Nel prossimo decennio, la capacità di replicare 10 dollari di interventi per ogni dollaro di economia sembra molto meno probabile. Ovviamente, bisogna anche considerare il peso sui ritorni futuri dato dall’eccessivo debito accumulato dalla crisi finanziaria. La sostenibilità del debito dipende dai tassi di interesse bassi, che possono esistere solo in un contesto di crescita bassa e di inflazione bassa. Inflazione bassa ed economia a crescita lenta non supportano tassi di ritorno in eccesso.
Tuttavia, è comune per i mercati staccarsi dall’attività economica di base per lunghi periodi. Questo si nota chiaramente dal grafico sotto, che confronta il mercato azionario e il PIL su base rivista sull’inflazione. In tutti i casi, gli eccessi di mercato alla fine “tornano alla media”. L’unica questione è il fattore che lo causa.

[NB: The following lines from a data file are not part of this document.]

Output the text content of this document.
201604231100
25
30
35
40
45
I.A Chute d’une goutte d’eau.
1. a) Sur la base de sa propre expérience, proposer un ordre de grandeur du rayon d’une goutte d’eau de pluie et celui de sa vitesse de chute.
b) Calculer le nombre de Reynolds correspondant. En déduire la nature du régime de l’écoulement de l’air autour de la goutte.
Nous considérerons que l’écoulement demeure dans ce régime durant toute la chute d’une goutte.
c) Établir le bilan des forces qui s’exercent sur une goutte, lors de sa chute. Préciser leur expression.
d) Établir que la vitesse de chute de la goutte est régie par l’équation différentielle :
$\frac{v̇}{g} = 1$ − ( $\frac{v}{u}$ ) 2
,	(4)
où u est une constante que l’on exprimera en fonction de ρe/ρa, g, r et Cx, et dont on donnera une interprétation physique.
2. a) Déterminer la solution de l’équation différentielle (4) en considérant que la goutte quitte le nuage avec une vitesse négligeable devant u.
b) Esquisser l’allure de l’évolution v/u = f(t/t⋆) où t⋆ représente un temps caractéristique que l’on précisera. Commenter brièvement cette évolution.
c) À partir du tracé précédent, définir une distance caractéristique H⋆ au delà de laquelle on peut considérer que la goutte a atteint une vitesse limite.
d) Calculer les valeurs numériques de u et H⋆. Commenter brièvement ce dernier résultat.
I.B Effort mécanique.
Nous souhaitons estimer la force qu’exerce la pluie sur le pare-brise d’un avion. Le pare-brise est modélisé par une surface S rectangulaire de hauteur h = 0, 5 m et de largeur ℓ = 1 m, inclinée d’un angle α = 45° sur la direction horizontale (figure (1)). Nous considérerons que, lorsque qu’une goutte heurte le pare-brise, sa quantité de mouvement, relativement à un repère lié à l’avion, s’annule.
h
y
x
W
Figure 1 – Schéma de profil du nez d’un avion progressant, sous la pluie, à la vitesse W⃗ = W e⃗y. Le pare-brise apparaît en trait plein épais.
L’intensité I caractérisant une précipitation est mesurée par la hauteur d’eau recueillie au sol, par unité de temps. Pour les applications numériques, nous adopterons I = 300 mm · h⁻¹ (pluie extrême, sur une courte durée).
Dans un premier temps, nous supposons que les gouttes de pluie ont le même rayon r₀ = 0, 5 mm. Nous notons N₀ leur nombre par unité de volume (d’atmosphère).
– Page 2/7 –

È difficile immaginare come i tassi di ritorno futuri non saranno deludenti rispetto all’ultimo decennio. Tuttavia, dobbiamo ricordare che questi ritorni in eccesso sono stati causati da un’illusione monetaria. Le conseguenze di annullare questa illusione saranno dure per gli investitori.
Questo significa che gli investitori NON faranno soldi nel corso del decennio? No. Significa che i ritorni saranno probabilmente sostanzialmente inferiori a quelli visti nell’ultimo decennio.
Ma avere dei ritorni medi potrebbe “sembrare” deludente per molti.